Watermill Center Founder Robert Wilson on Creating "A Place Where We Ask Questions"
Watermill Center founder Robert Wilson

This year marks the 20th anniversary of the Watermill Annual Summer Benefit, celebrating the Southampton center that artist and theater impresario Robert Wilson founded as a place to bring artists of all stripes together in a spirit of creative exchange. Here, Wilson—a highly accomplished collector himself, with historic holdings of work by Paul Thek and other artists—discusses the inspiration behind the Watermill Center. Click here to bid on works at the benefit auction.

In 1992, I established the Watermill Center on Long Island as a laboratory for the arts and humanities to support the work of young and emerging artists. In the ‘60s, I had a loft on Spring Street where I brought together people from various cultural, social, and economic backgrounds to create new work. Already, I had the idea of buying a place in nature where I could live and work with others. 

I spent time in the ‘60s and ‘70s out in Water Mill and have always been attracted to the landscape and the light. When I saw the old Western Union building that is now the Watermill Center—and which had been vacant since 1965, and was in terrible condition—I knew immediately that this was the right place. The building reminded me of my Spring Street loft, a factory-like space.     

Today, I feel that I am inviting artists to my home and sharing the space with them. I maintain the building and the grounds and allow artists to interface with the center, change it, and develop their own work in an aesthetic that can be completely different from my own. 

This year we are celebrating the 20th Anniversary of our Watermill Center Summer Benefit: "DEVIL’S HEAVEN" on July 27. We will showcase the works of international emerging artists alongside exhibitions of the work of Dieter Meier and Clementine Hunter. In terms of what we do at Watermill, I am proudest when we showcase work that has never been seen in the United States, like Jonathan Meese in 2008 and Mike Kelley last summer. We show this work together with the work of young artists. It is inspirational.      

We are in the process of a large-scale expansion of Watermill. We are creating a Library of Inspiration, or a Living Library, that will link bound volumes with artworks in the collection. Inspiration cannot be taught, but we hope to nurture it at Watermill. We will also create a new residency space to house artists who are working at the center. 

When I was a student, I was assigned to design a city in three minutes.
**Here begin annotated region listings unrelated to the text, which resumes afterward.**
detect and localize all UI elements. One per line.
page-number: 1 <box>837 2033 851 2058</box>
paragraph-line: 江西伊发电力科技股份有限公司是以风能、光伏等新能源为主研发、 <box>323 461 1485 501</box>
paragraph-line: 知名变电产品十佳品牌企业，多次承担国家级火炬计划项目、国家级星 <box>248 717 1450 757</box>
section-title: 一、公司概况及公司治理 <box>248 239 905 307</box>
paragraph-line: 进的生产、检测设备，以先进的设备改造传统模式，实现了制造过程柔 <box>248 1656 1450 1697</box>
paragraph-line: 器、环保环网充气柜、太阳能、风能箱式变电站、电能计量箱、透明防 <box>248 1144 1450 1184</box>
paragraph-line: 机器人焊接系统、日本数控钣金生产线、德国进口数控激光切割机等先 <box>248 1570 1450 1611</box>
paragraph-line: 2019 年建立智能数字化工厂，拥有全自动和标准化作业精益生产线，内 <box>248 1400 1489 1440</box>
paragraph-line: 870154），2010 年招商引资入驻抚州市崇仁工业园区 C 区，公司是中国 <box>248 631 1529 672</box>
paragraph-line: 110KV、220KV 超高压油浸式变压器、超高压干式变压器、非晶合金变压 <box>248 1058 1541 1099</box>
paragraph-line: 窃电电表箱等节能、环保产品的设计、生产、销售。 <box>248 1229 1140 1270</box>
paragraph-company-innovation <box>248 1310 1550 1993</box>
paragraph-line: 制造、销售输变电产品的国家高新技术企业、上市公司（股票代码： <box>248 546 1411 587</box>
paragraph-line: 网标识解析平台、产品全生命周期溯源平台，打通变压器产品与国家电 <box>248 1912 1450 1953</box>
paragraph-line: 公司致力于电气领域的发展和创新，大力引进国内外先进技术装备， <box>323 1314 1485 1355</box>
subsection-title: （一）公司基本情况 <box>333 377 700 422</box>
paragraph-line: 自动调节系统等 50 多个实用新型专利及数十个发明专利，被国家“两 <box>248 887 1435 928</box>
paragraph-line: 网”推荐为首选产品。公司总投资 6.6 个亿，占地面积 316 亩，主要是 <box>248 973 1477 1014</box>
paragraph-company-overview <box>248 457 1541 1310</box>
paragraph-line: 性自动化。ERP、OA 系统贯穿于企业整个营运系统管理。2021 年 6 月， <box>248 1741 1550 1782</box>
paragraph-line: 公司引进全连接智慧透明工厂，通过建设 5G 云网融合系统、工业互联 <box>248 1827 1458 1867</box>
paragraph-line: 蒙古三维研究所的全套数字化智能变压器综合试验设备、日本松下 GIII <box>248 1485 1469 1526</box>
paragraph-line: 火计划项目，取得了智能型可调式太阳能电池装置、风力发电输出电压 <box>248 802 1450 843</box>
I handed in a drawing of an apple with a crystal cube in the center. When asked, I explained that it was my idea for a city—that our communities need centers like the crystal cube that can reflect the universe, the same way the cathedral was the center in a medieval village. It was the tallest building, the place where people congregated to exchange ideas; where artists showed their work; and where people came for contemplation and spiritual growth. 

Watermill is such a center: a place where we ask questions. We must always ask, "What is it?" But we must not say what it is—for if we know what we are doing, there is no reason to do it.

I share Watermill with artists who are doing what no one else is doing. They continue to inspire me year after year.